I didn’t want to sleep in my radiation blocking tent again and migrated to my old bed room last night, spreading my mess and bad vibes to the other end of the house. I took 10mg of olanzapine at 12:30am hoping for a better night. It seemed to put me to sleep last time, but this time it did nothing. I was still awake at 2:30am. I finally fell asleep around 4am, but woke up a lot when I heard my dad, who also sleeps this end of the house and uses the bathroom here. I got better sleep when he left and didn’t get out of bed until 3:45pm. I feel a lot better physically today, but horrible emotionally. My dad asked him to drive him down to the car mechanic’s to pick up his car. The request added to my stress as I have bad driving anxiety and wasn’t familiar with the route. I managed to drive there and parked in the carpark next door. My dad tried to explain how to get out of the slip street. I got out of the car, turned away, started crying, and walked to the exit to see it clearly. I managed to get out ok. I then went on to see my mum, but that was too much. It was too much being asked questions and having to nod my head like an idiot as I still don’t speak. I ended up leaving early. I wish I could give more to my family. My mum continues to struggle with her health. She had breast cancer and then she started getting stokes from the medication given to her to keep the cancer away. She has to get another MRI this week, this time for her leg, as she says there are some lumps under her skin.

“Sure you don’t want to change your mind re MRI?” she texted. “We could do a family group booking!”
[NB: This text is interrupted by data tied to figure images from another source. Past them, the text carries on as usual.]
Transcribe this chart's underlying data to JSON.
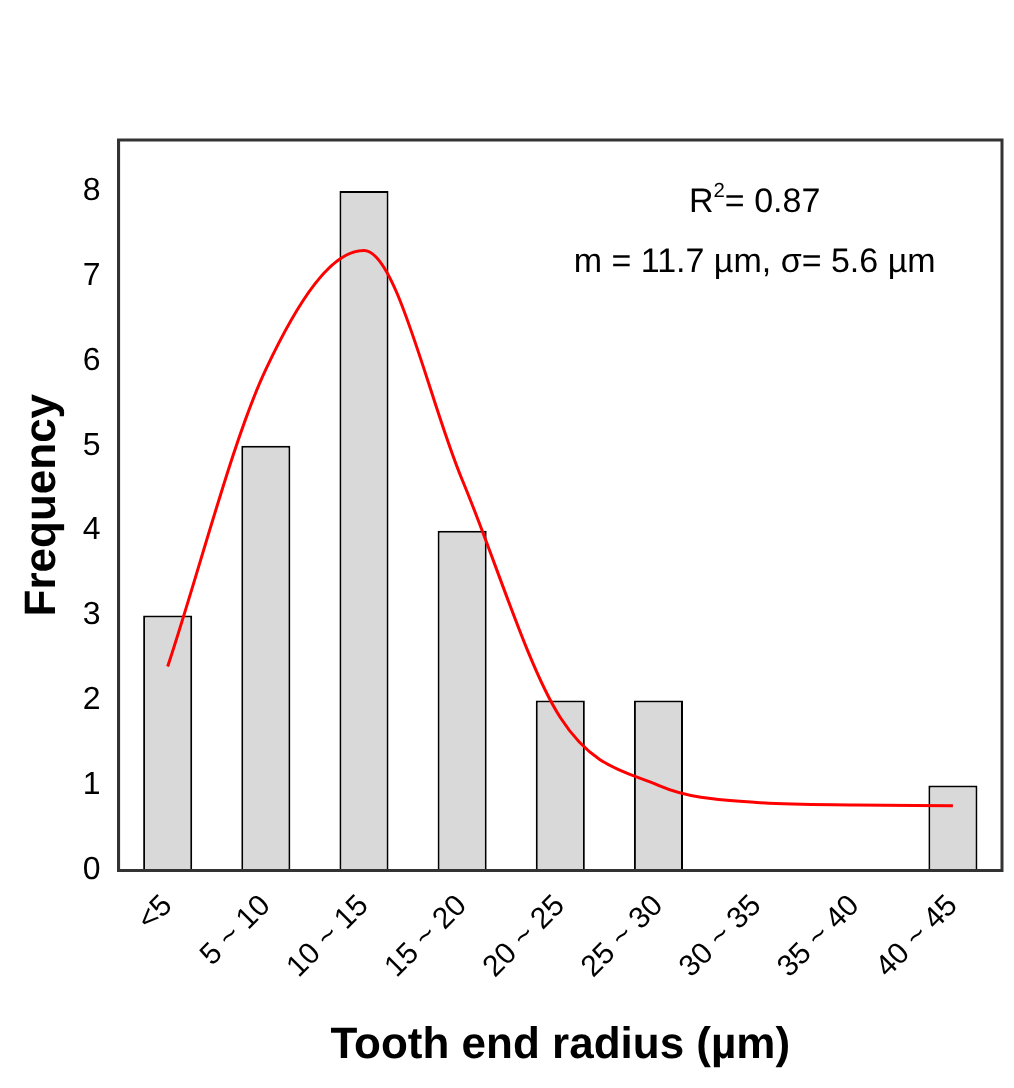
{
  "chart_data": {
    "type": "bar",
    "xlabel": "Tooth end radius (µm)",
    "ylabel": "Frequency",
    "categories": [
      "<5",
      "5 ~ 10",
      "10 ~ 15",
      "15 ~ 20",
      "20 ~ 25",
      "25 ~ 30",
      "30 ~ 35",
      "35 ~ 40",
      "40 ~ 45"
    ],
    "series": [
      {
        "type": "bar",
        "color": "#d9d9d9",
        "values": [
          3,
          5,
          8,
          4,
          2,
          2,
          0,
          0,
          1
        ]
      },
      {
        "type": "line",
        "color": "#ff0000",
        "values": [
          2.4,
          5.9,
          7.3,
          4.6,
          1.8,
          1.0,
          0.8,
          0.77,
          0.76
        ]
      }
    ],
    "ylim": [
      0,
      8.6
    ],
    "yticks": [
      0,
      1,
      2,
      3,
      4,
      5,
      6,
      7,
      8
    ],
    "grid": false,
    "legend": false,
    "marker": "none",
    "annotations": [
      "R$^{2}$= 0.87",
      "m = 11.7 µm, σ= 5.6 µm"
    ]
  }
}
Lately it feels like death has been closing in on me. I lost my old psychiatrist. Then Leunig died. The daughter of some family friends died. Someone I know told me that their daughter has been doing a school project about death which has driven her mad. She is now haunted by this symbol of a triangle, square and cross, and now has to take anti-anxiety meds. I’ve been seeing a lot of posts about death on Facebook. Someone in a dissociation group posted about their grandmother, who was their safe haven and a wonderful soul. “And when we visited for the first and only time since coming out as trans she was the only person, despite her dementia getting pretty bad at this point, to never once deadname or misgender us,” the member wrote. Her grandmother is now dying, and this member is scared to call her and speak with her one final time. I’ve been hyper aware of my own mortality, and I’m terrified that I’m going to lose my mum next. I wish I was a better daughter. I would hate for my parents to die and this be their last memory of me: mute, depressed, and not wanting to be around them. I took some dexamphetamine while at Mum’s. I went home to chill and an hour or so later it started to kick in. I felt my mood lift from a 1/10 to maybe a 5 or even 6/10. I felt like doing things again like some photography. It also makes me more outgoing. I texted my mum saying I felt better and asking if she’d still like to go for a walk. She said she’d since been for a walk, but suggested tomorrow. I hope I will be up for it tomorrow. I guess I’m just in grief. It feels like I’m frozen in this kind of sickness amber, as the people with chronic fatigue syndrome describe in the documentary unrest. But sometimes it occurs to me that while I may be standing still, life is still going on around me. People’s bodies are ageing. I want so badly to feel better, not just for myself but to be in a position where I can give back to others more. I do grieve my many losses, including the loss of health and bodily peace. I am pretty fucked up from my overdoses last year. I now have a tremor, which makes me feel like I’ve drunk too much coffee, and makes fine craft projects, which I used to be really good at, difficult now.